UNTABA proposes chief ministerial level meeting on Assam-Nagaland border issue

Dimapur, July 18 (MExN): The United Naga Tribes Association on Border Areas (UNTABA) on Sunday proposed a chief ministerial level meeting to resolve the ongoing border issue between Nagaland and Assam.

In a press release issued by the association’s chairperson Hukavi T Yeputhomi and general secretary Imsumongba Pongen, the UNTABA said that the chief ministerial level meeting should conduct a comprehensive review of the Interim Agreements of 1972 and 1979 in order to “adopt appropriate step to de-notify the infamous ‘Dispute Area Belt’ (DAB) and remove the ‘DAB’ tag from all the ancestral and historical Naga lands bordering Assam.”

It also suggested that the Nagaland government should “adopt appropriate step to remove ‘neutral forces’ of Para-military forces (CRPF) and assume directly the Civil and Police Administrations in all these areas.” 

The association pointed out that the Karbi Anglong Autonomous Council (KAAC) had offered land to the Government of Assam to establish Battalion Headquarters and Training Centre for Special Forces and commandos of armed Assam Police at the Daldali Reserve Forest which is adjacent to Indisen, Aoyimkum and Rangapahar Army Cantonment area.

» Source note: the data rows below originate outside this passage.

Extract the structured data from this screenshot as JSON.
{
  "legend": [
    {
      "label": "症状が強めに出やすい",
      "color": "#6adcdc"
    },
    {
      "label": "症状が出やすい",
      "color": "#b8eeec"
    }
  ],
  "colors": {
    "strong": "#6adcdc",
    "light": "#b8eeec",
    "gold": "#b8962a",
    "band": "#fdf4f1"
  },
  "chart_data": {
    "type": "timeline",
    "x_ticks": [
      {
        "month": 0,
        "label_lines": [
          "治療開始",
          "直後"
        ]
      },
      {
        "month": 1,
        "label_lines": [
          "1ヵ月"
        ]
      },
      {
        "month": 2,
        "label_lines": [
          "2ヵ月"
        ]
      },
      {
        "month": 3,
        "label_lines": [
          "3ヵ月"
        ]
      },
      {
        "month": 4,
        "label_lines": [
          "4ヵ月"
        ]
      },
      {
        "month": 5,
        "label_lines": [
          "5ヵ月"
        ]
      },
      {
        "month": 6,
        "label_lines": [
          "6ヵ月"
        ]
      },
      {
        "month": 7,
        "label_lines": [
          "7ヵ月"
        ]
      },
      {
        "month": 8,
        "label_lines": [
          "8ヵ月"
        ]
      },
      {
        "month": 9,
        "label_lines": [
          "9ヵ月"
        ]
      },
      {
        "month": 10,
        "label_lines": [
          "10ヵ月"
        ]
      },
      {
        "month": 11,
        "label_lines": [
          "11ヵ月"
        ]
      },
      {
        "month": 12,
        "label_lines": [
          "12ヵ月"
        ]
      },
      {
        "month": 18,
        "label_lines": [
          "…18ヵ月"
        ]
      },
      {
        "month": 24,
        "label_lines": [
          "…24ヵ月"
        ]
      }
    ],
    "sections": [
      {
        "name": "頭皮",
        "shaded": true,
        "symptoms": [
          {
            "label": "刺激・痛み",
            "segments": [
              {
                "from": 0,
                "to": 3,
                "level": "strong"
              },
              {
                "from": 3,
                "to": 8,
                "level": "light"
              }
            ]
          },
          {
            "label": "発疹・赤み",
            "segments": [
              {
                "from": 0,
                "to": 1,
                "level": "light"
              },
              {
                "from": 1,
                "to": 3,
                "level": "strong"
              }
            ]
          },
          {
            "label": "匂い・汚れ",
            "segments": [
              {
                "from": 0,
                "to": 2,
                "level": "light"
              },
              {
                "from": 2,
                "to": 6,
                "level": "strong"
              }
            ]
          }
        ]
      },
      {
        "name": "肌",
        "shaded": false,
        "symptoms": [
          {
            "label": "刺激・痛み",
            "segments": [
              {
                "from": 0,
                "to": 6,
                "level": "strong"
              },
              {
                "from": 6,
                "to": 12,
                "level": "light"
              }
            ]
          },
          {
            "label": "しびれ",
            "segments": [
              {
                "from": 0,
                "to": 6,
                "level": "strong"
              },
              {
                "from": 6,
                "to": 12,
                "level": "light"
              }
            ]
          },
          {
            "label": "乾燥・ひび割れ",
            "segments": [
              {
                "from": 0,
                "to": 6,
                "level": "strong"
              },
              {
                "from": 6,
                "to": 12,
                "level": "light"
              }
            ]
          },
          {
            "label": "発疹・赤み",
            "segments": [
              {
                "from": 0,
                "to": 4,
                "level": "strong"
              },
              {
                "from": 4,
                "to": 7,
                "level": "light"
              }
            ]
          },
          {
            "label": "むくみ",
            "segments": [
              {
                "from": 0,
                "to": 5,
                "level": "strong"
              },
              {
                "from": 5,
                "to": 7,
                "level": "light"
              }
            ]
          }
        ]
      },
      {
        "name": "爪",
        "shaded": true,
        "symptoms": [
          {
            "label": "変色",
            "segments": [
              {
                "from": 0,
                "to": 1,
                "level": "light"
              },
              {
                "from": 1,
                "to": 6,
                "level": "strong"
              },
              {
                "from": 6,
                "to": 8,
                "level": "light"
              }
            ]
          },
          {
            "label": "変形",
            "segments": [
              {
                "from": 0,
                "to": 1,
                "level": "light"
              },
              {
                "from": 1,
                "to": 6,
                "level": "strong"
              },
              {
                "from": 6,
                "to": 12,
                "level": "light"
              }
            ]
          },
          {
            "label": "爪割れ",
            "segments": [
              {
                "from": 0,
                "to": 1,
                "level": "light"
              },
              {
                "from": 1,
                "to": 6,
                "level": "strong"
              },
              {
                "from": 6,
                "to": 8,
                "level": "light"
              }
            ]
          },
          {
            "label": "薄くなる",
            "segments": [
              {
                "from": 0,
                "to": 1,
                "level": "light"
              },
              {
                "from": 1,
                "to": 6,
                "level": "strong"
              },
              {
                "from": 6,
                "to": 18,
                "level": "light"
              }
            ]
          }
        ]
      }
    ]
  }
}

Such a move, it said, would create more disharmony and frictions between the various tribal communities living peacefully as neighbors between the two states. “The Naga people may be compelled to resist fiercely to such a move so as to maintain peaceful coexistence amongst the people, it said while claiming that the aforementioned areas “purely fall under the rightful ownership of the Naga people that were unilaterally transferred to the then Nowgong district for administrative convenience by the British India Government in the late 19th and early 20th century.”

While the Assam government has proposed to establish armed police battalions along the Inter-State boundary line, the Government of Nagaland’s proposal to deploy more personnel in few BOP (Border Observation Posts) “is too little too less which shows how serious the Government of the day is on the long pending border issue,” the association stated. In case the Nagaland government is unable to open new battalions then the existing battalions should be brought immediately along the border lines, it said.

The UNTABA also suggested that the state government persuade the Government of Assam to withdraw the ‘Civil Suit No. 2 of 1988’ from the Supreme Court of India so that the inter-state boundary of two states can be settled on historical basis for all times to come.

Further stating that the traditional and historical boundary between the two states is ‘Dhodhar Ali’ or ‘Naga Bund’ that runs from Golaghat to Upper Assam and from Golaghat downward runs from Daigurung river to Kaliani river then to Kopili river down to Barak river, the UNTABA asserted that “until an Inter State boundary solution is brought about on the basis of historical facts, there can never be permanent peace between the two states.”